Trying to predict seat counts from national polls is, in my view, a fool’s game, because the sample sizes aren’t large enough and the more you drill down to the ridings, the more unreliable the data become.

Those who attempted seat counts generally underestimated the efficiency of the Liberal vote and thus the size of Justin Trudeau’s victory -- 184 seats out of 338, well above the minimum 170 seats needed to form a majority government.

Canada’s pollsters are concerned about their credibility.

This in the wake of many blowing the call in the 2013 B.C. election, when they predicted an NDP victory in a race the Liberals won, and in the 2012 Alberta election, when they wrongly predicted the Wildrose Party would defeat the Progressive Conservatives.

Recently, some pollsters formed the Canadian Association for Public Opinion Research to establish a code of ethics, although not all pollsters are on side and often snipe at one another publicly for blowing election calls.

A poll early in this campaign commissioned and distributed to the media by the NDP -- not by any of the pollsters I follow -- didn’t help.

It showed Trudeau 11 points behind the NDP candidate in his riding of Papineau.

Another pollster (Mainstreet) using a larger sample size a few days later found Trudeau five points ahead and Trudeau eventually won with 51.8% of the vote, almost double that of the second-place NDP.
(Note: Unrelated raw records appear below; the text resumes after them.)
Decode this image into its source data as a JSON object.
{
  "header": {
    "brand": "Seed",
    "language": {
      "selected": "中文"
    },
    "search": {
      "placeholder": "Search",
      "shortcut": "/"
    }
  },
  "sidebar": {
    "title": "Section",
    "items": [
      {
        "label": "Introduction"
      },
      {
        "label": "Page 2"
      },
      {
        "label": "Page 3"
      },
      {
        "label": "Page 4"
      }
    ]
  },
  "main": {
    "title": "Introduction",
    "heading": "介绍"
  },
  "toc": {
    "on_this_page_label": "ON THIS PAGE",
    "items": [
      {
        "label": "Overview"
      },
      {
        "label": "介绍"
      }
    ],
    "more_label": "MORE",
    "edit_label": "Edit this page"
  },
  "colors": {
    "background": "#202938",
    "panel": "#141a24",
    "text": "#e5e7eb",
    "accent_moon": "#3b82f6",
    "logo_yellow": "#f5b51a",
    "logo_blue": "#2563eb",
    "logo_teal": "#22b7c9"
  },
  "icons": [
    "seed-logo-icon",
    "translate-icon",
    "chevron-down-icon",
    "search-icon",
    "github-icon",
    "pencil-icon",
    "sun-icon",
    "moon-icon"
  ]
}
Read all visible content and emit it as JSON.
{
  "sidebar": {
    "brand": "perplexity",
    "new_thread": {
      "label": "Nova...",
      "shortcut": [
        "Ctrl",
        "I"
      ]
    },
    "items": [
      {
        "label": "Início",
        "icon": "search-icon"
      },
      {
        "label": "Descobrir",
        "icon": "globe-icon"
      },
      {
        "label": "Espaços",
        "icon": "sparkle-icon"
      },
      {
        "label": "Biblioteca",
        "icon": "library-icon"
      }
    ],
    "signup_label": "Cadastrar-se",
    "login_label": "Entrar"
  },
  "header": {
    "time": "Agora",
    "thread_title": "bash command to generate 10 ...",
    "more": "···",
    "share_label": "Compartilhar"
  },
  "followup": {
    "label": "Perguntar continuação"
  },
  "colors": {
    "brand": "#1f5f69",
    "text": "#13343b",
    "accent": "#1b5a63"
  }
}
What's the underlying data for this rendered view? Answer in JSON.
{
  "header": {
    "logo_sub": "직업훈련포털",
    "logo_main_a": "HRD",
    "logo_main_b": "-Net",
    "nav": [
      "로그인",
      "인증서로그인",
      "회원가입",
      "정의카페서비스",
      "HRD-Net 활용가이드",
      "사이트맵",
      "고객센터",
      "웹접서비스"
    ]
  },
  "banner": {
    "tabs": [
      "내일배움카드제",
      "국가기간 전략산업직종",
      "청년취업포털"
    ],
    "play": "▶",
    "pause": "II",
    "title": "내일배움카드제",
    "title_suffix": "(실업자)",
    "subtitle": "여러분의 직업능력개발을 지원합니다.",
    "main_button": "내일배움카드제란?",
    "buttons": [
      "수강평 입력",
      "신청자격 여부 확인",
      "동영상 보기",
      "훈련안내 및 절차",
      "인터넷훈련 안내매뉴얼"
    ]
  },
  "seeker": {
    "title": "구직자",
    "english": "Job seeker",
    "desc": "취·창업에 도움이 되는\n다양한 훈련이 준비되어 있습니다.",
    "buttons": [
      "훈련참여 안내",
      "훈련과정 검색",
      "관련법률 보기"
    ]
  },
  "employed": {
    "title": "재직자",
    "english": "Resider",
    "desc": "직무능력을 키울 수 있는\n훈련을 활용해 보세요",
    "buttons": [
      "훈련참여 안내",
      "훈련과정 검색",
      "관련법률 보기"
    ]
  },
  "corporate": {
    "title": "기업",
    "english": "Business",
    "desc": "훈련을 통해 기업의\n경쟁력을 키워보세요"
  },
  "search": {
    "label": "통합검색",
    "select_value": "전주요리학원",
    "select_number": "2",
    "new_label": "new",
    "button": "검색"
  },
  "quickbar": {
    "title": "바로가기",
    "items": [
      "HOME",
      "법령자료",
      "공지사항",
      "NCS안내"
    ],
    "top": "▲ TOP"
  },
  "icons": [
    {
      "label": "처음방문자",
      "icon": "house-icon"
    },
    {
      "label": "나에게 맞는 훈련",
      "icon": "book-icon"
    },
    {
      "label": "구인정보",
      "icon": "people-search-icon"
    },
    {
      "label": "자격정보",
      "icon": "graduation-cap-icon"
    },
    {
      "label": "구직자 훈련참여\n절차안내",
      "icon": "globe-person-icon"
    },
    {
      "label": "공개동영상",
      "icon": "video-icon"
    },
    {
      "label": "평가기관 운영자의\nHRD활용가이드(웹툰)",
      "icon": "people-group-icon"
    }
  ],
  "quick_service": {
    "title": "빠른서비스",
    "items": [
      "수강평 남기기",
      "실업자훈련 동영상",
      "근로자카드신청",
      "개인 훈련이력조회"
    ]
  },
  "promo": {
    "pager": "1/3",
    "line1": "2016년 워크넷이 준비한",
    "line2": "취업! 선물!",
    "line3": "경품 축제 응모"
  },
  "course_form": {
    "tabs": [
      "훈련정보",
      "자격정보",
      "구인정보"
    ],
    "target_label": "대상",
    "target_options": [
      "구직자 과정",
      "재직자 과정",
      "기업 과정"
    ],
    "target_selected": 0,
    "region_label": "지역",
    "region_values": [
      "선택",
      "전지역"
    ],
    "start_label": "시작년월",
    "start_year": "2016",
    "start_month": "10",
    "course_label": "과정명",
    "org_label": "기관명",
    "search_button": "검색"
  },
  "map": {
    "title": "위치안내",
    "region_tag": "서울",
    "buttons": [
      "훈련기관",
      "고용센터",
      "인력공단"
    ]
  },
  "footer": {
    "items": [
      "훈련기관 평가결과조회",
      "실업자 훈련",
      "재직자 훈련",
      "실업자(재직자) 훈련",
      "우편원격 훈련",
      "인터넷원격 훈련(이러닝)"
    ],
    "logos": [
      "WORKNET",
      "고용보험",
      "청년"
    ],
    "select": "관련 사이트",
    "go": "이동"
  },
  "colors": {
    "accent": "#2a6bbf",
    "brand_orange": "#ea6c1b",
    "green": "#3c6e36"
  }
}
On the plus side, predictions on the popular vote were largely accurate.

According to the Elections Canada website on Wednesday, the Liberal party received 39.5% of votes cast, Conservatives 31.9%, NDP 19.7%, Greens 3.4%, Bloc 4.7%.

As for the pollsters:

Nanos' final numbers were Liberals 39.1%, Conservatives 30.5%, NDP 19.7%, Greens 4.6%, Bloc 5.5%.

Forum’s were Liberals 40%, Conservatives 30%, NDP 20%, Greens 3%, Bloc 6%,

Ipsos called it Liberals 38%, Conservatives 31%, NDP 22%,  Greens 4%, Bloc 4%.

Mainstreet’s final public numbers were Liberals 38%, Conservatives 33%, NDP 21%, Greens 5% Bloc 4%.

(Mainstreet says its final numbers submitted Oct. 18 to polling aggregator site threehundredeight.com were Liberals 39%, Conservatives 31.9%, NDP 20.9%.)

EKOS had it Liberals 35.8%, Conservatives 31.9%, NDP 20.4%, Greens 5.5%, Bloc 4.9%.

(Pollster Frank Graves in an election post-mortem piece acknowledged EKOS’ numbers were slightly outside his poll’s margin of error in underestimating Liberal support.)

While the pollsters’ results varied somewhat depending on when they did their final polling, all had the Liberals in first and caught the surge in the final days of the campaign to a greater or lesser degree.

Finally, in fairness to a couple of pollsters, Nik Nanos, whose nightly polling was done for CTV and who was regularly accused by some Conservative supporters of being a Liberal hack, was very close to the actual results for the three major parties.

Meanwhile, if, as some Conservatives supporters complain, Frank Graves of EKOS is a Liberal hack, why did his poll underestimate the Liberal vote? Far more likely he was accurately reporting what his polls were telling him.